William Ury emfiehlt in seinem Buch „Nein sagen und trotzdem erfolgreich verhandeln: Vom Autor des Harvard-Konzepts“ ein dreistufige Methode zu einem „positiven Nein“: (1) Ja zu sich selbst sagen, (2) eine klare Grenze ziehen und (3) ein Angebot machen.

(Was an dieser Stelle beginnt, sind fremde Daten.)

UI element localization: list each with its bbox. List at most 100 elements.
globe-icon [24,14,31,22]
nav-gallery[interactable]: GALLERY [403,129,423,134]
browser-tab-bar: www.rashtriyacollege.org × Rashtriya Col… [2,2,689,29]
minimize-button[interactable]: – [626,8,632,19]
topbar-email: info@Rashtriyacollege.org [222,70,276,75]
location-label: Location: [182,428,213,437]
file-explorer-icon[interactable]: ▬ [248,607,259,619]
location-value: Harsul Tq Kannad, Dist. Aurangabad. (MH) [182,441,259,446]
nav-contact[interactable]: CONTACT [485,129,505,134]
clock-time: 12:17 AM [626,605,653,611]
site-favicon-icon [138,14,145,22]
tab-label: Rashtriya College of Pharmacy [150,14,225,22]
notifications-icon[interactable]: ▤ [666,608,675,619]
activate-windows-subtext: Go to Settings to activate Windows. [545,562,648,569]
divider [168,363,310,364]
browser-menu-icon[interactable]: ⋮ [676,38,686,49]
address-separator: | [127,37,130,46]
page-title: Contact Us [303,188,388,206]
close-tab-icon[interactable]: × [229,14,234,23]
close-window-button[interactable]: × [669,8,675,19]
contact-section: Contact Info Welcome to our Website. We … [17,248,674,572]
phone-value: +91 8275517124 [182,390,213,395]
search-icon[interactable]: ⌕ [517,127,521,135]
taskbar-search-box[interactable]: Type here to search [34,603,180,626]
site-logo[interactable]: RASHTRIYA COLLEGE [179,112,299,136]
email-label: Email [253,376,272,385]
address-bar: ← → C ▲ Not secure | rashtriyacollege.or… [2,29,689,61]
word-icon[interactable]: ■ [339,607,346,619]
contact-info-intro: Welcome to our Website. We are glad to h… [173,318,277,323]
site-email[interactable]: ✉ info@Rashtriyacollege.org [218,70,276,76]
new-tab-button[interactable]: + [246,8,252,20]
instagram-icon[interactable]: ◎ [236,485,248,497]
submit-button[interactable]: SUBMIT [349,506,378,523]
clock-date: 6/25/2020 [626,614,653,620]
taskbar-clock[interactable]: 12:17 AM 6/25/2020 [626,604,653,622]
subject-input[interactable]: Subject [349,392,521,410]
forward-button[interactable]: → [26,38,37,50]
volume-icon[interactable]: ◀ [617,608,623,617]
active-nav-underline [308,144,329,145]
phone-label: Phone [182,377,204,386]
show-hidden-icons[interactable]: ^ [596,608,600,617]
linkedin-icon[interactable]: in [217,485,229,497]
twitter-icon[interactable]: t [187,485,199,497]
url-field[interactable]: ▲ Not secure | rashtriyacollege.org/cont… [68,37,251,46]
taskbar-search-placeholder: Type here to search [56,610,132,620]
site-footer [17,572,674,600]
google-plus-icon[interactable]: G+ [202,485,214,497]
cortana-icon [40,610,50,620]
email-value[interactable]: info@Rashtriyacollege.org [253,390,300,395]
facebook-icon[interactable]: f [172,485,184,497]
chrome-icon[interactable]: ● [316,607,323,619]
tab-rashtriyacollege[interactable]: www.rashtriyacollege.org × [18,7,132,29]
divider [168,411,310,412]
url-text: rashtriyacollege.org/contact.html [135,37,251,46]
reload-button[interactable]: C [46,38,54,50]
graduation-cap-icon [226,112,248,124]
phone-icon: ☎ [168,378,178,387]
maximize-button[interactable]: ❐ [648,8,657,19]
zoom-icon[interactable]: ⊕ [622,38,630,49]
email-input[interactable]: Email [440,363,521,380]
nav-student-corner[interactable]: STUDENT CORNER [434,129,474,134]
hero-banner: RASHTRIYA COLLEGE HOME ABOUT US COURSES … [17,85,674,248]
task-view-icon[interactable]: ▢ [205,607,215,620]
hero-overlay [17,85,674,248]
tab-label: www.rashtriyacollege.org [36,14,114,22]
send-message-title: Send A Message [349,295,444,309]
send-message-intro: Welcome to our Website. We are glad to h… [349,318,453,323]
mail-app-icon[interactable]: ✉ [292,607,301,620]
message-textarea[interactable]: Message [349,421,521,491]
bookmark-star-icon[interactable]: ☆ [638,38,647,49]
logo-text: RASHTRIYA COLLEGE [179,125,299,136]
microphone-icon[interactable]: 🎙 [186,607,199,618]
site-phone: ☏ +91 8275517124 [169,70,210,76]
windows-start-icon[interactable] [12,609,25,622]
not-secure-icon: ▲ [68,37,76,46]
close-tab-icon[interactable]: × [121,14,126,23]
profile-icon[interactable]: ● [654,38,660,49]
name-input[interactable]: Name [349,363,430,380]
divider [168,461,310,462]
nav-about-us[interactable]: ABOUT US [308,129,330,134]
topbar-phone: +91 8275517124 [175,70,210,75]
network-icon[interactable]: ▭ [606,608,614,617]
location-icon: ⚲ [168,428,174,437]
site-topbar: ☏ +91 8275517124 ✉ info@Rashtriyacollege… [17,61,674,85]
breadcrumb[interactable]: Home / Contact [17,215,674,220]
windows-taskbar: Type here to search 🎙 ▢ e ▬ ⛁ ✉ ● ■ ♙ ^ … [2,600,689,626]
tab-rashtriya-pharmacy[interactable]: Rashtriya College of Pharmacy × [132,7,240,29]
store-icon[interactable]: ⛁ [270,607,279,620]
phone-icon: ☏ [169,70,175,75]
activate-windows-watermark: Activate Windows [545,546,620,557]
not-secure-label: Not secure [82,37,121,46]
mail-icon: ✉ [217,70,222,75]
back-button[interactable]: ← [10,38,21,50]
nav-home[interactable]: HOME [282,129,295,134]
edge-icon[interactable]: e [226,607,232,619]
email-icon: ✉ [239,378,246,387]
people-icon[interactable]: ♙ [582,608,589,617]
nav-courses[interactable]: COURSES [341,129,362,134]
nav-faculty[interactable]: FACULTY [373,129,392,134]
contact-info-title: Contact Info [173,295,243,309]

(1) Ja zu sich selbst sagen: Bevor man brüsk dem Anderen ein Nein entgegen schmettert, sollte man einfach klar die eigene Befindlichkeit äussern. Wer also ein Nein sagen möchte, der sollte für sich selbst erstmal eine gute Begründung finden, warum er dieses nicht machen kann. Ich weiß, dass so etwas einfacher klingt als es ist. Wer seinem Chef erklärt, dass er jetzt seiner Famillie Priorität einräumen will, der wird keine begeisterten Blicke ernten. Es ist aber wichtig zunächst einmal die eigenen Werte zu verdeutlichen. „Ich kann diesen Bericht nicht bis heute abend fertigstellen, weil ich an drei Abenden schon bis 20 Uhr gearbeitet habe und deshalb heute für meine Familie da sein möchte.“

(2) eine klare Grenze ziehen: Nachdem man die eigenen Werte und die eigene Befindlichkeit dargelegt hat, muss man Klartext reden und sagen, was man derzeit eben nicht zu leisten vermag. Das kann man sehr respektvoll einkleiden und es sollte eben auch eine klare Genzlinie ergeben. „Und deshalb möchte ich heute pünktlich aus dem Büro kommen.“

(3) ein Agebot machen: Es gibt eine guten Grund, warum der Andere diese Aufgabe an uns übertragen will – entweder kann er sie selbst nicht erledigen oder er hat die Befugnis etwas an uns zu delegieren. Egal wie, eine Alternative sollte nun folgen. „Ich kann morgen anstelle des Team-Meetings diesen Bericht fertigstellen, wenn Sie mich vom Meeting entbinden.“

Es ist nicht einfach!

Diese Sequenz ist keine Musterlösung. Aber sie ist ein Anfang. Nein-Sagen muss man erlernen. Dazu benötigt man eine guten Blick auf die eigenen Bedürfnisse und ein geübten Blick für einen Kompromiss. Sprechzeiten im Büro sind übrigens ein typisches Beispiel für diese Sequenz: (1) Die vielen Störungen machen unproduktiv,(2) man benötigt Zeiten in denen man ungestört arbeiten kann und (3) deshalb vereinbart man mit den Kollegen Sprechzeiten, in denen man gestört werden kann (oder Ruhezeiten, in denen man ungestört sein möchte).

Implizit steckt in dieser Logik auch der Satz: Man kann nicht immer Nein sagen. Das macht einsam und womöglich auch arbeitslos. Wir sind nun mal kooperative Wesen. Die Kunst des Nein-Sagens besteht darin, Grenzen zu ziehen ohne den Anderen zu verletzen.